Wednesday, August 1, 2012

Revolution

If you've been watching the Olympics, you've probably seen commercials for Revolution. It's a TV show about people who had to survive 15 years without electricity. It just sorta shut off one day and never worked again.

The is the fundamental flaw with this show, and probably why it won't have a second season. Electricity doesn't just stop working. Yes there are EMPs and high powered microwaves that can temporarily disrupt power grids. If you set off a nuke in the atmosphere, that probably will do it. People will get really sick though, and not all the electronics will be fried.

Even if you temporarily disrupt the power grid, and cyber-terrorists use that disruption to take it down, it's still repairable. They can't completely wipe out infrastructure, kill all the leaders and military, and remove any engineer who can possibly fix it.

Let's play along anyway. The national power grid doesn't work anymore. No coal, natural gas, solar, wind, geothermal, hydroelectric, or nuclear power is available. Which is a really stupid premise because what? The sun stops working? The wind doesn't blow? Rivers stop flowing? Fine, whatever, we're playing along.

So here we are. No power whatsoever. Apparently batteries are out too because we forgot all chemistry and don't have books either. Even then, EVEN THEN, people know still how to make turbines, windmills, water wheels, harness magnets and copper wire, and attach bikes to a generator or a rechargeable battery.

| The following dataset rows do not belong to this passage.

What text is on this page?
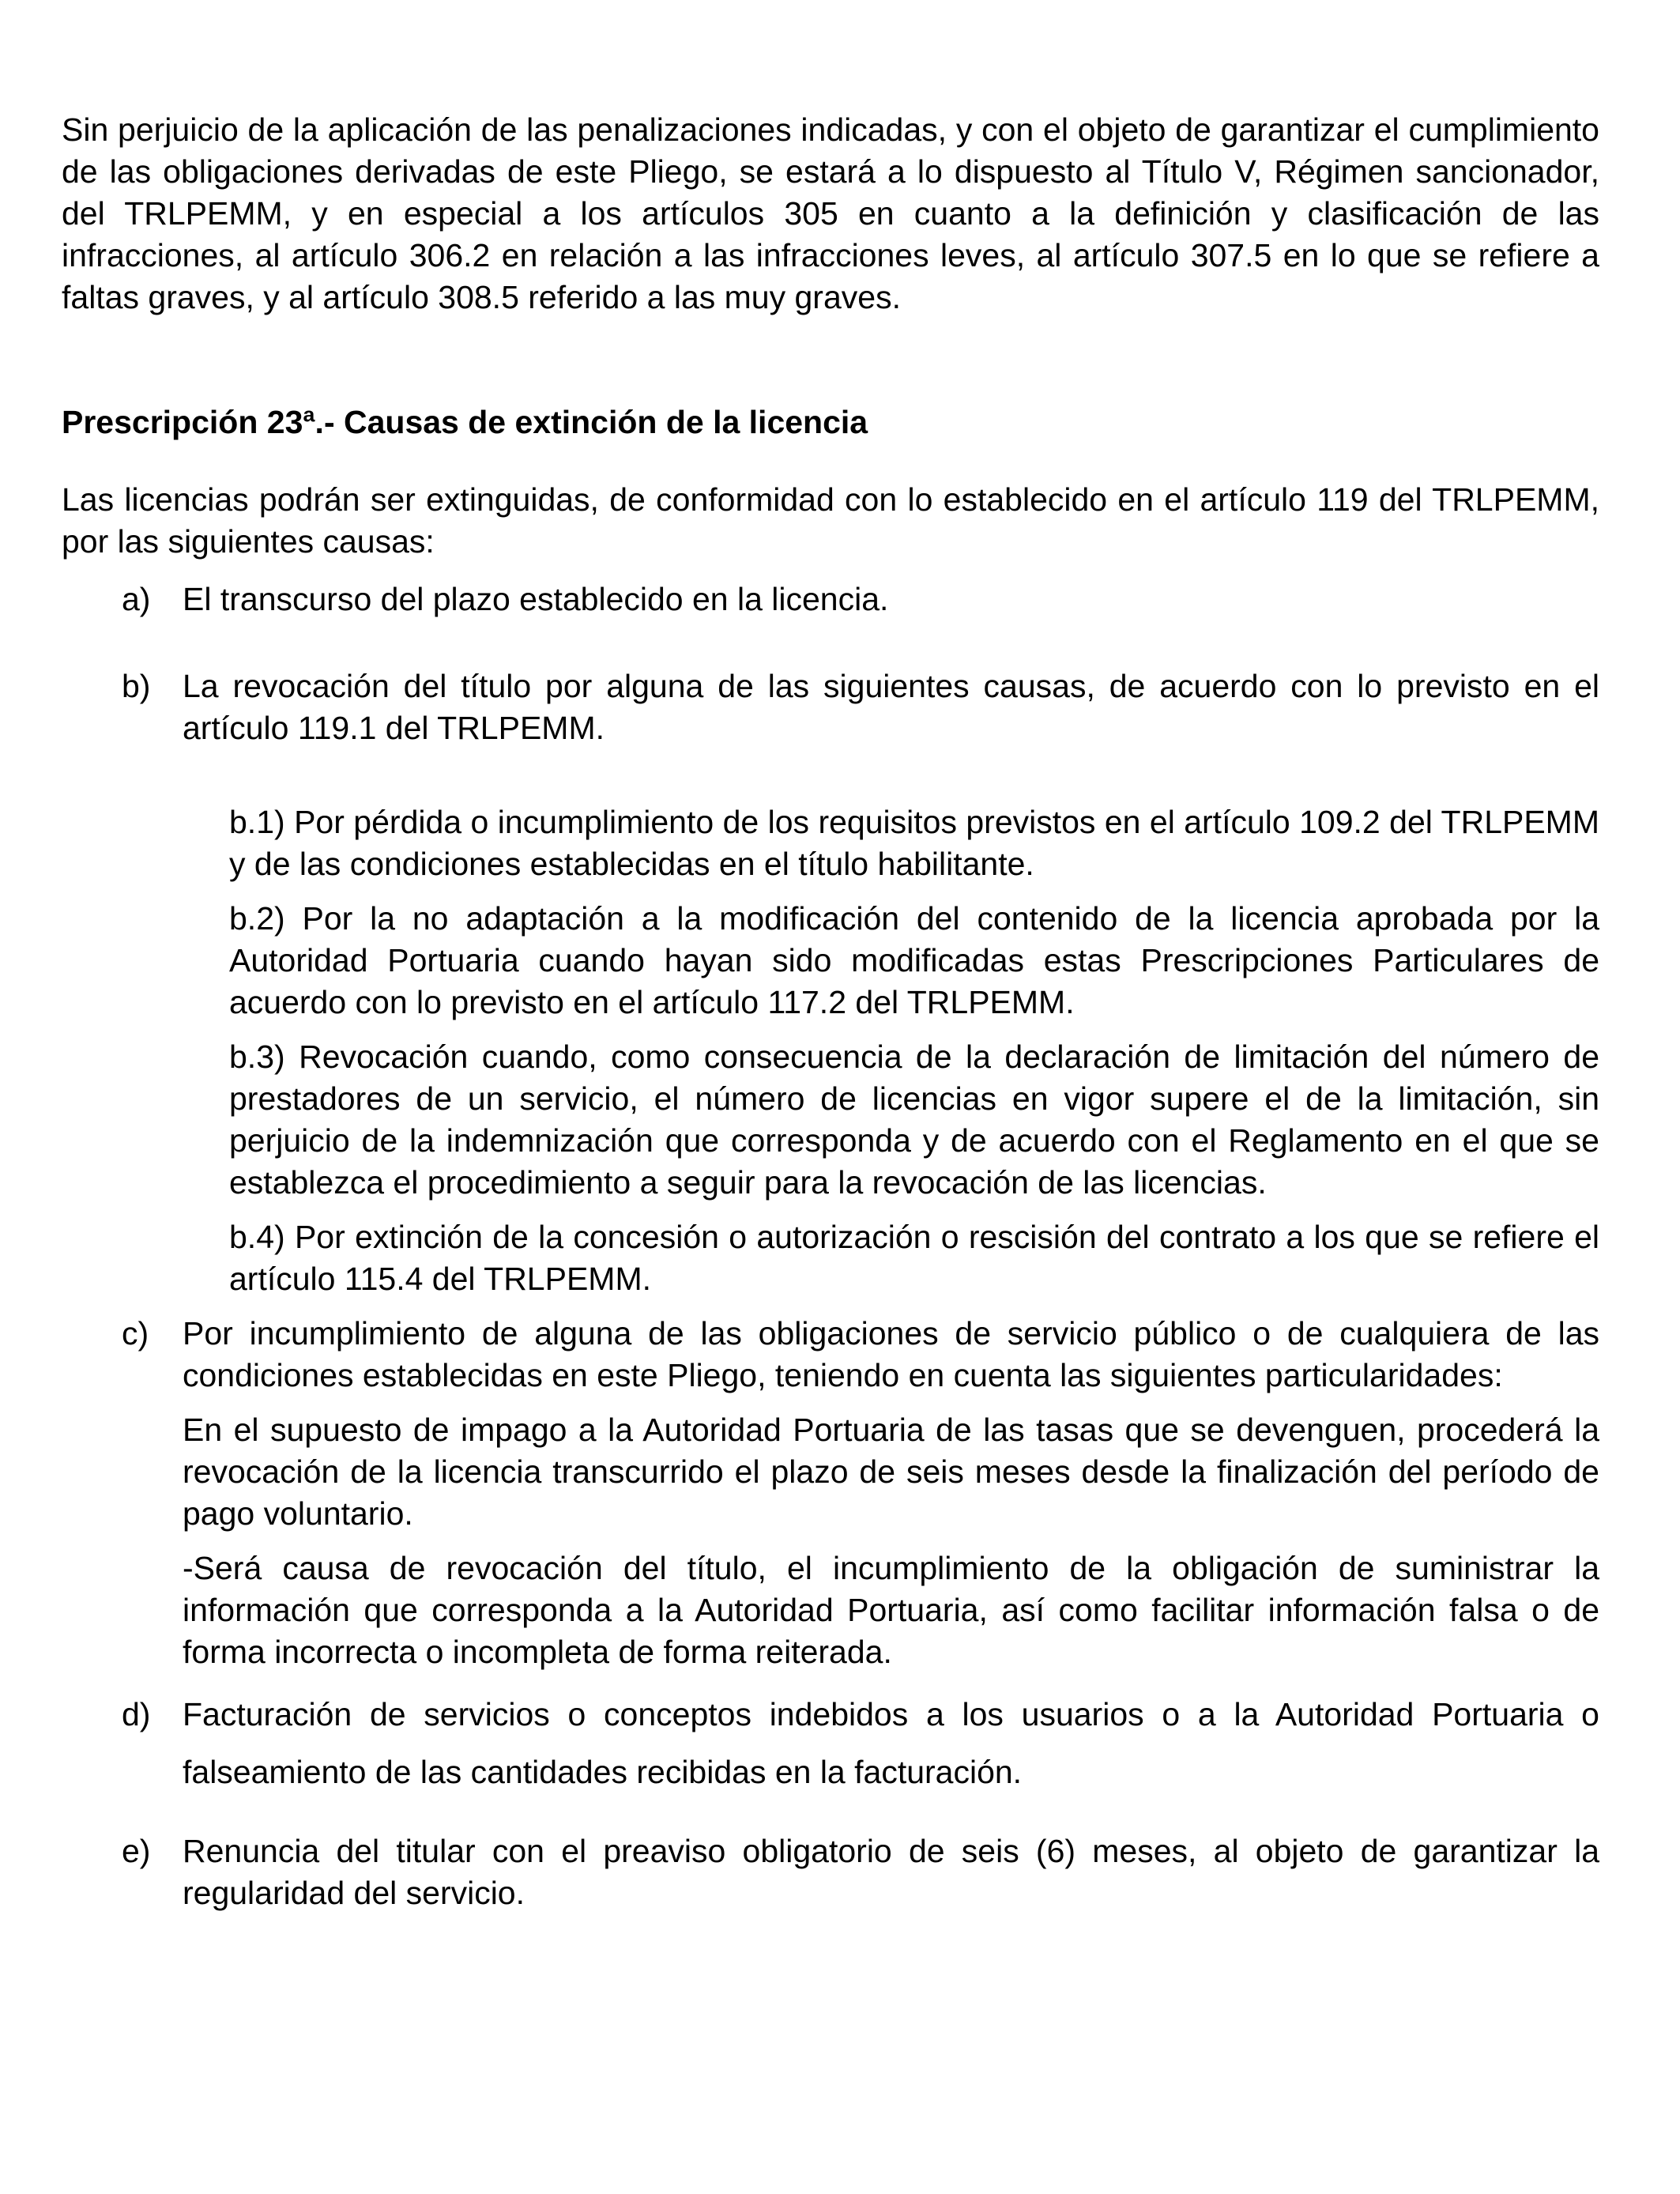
Sin perjuicio de la aplicación de las penalizaciones indicadas, y con el objeto de garantizar el cumplimiento de las obligaciones derivadas de este Pliego, se estará a lo dispuesto al Título V, Régimen sancionador, del TRLPEMM, y en especial a los artículos 305 en cuanto a la definición y clasificación de las infracciones, al artículo 306.2 en relación a las infracciones leves, al artículo 307.5 en lo que se refiere a faltas graves, y al artículo 308.5 referido a las muy graves.

Prescripción 23ª.- Causas de extinción de la licencia

Las licencias podrán ser extinguidas, de conformidad con lo establecido en el artículo 119 del TRLPEMM, por las siguientes causas:

a) El transcurso del plazo establecido en la licencia.

b) La revocación del título por alguna de las siguientes causas, de acuerdo con lo previsto en el artículo 119.1 del TRLPEMM.

b.1) Por pérdida o incumplimiento de los requisitos previstos en el artículo 109.2 del TRLPEMM y de las condiciones establecidas en el título habilitante.

b.2) Por la no adaptación a la modificación del contenido de la licencia aprobada por la Autoridad Portuaria cuando hayan sido modificadas estas Prescripciones Particulares de acuerdo con lo previsto en el artículo 117.2 del TRLPEMM.

b.3) Revocación cuando, como consecuencia de la declaración de limitación del número de prestadores de un servicio, el número de licencias en vigor supere el de la limitación, sin perjuicio de la indemnización que corresponda y de acuerdo con el Reglamento en el que se establezca el procedimiento a seguir para la revocación de las licencias.

b.4) Por extinción de la concesión o autorización o rescisión del contrato a los que se refiere el artículo 115.4 del TRLPEMM.

c) Por incumplimiento de alguna de las obligaciones de servicio público o de cualquiera de las condiciones establecidas en este Pliego, teniendo en cuenta las siguientes particularidades:

En el supuesto de impago a la Autoridad Portuaria de las tasas que se devenguen, procederá la revocación de la licencia transcurrido el plazo de seis meses desde la finalización del período de pago voluntario.

-Será causa de revocación del título, el incumplimiento de la obligación de suministrar la información que corresponda a la Autoridad Portuaria, así como facilitar información falsa o de forma incorrecta o incompleta de forma reiterada.

d) Facturación de servicios o conceptos indebidos a los usuarios o a la Autoridad Portuaria o falseamiento de las cantidades recibidas en la facturación.

e) Renuncia del titular con el preaviso obligatorio de seis (6) meses, al objeto de garantizar la regularidad del servicio.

I assume the show is implying that electricity everywhere stopped working. Like somehow electrons were disrupted or the magnetic field. If that was true, humans couldn't survive either. Electrons are integral parts of atoms. Stuff is made up of atoms. Without atoms, no stuff.

I'm not going to talk about the lack of guns, because What-Is-That-About.

Though even after my sizable reservations about the show, I'm still willing to watch. I even picked up Dies the Fire by S.M. Stirling, which I'm told is a very similar plot. All electricity turns off suddenly and the chemistry of gunpowder is changed.

Just please, writers, please do a good job.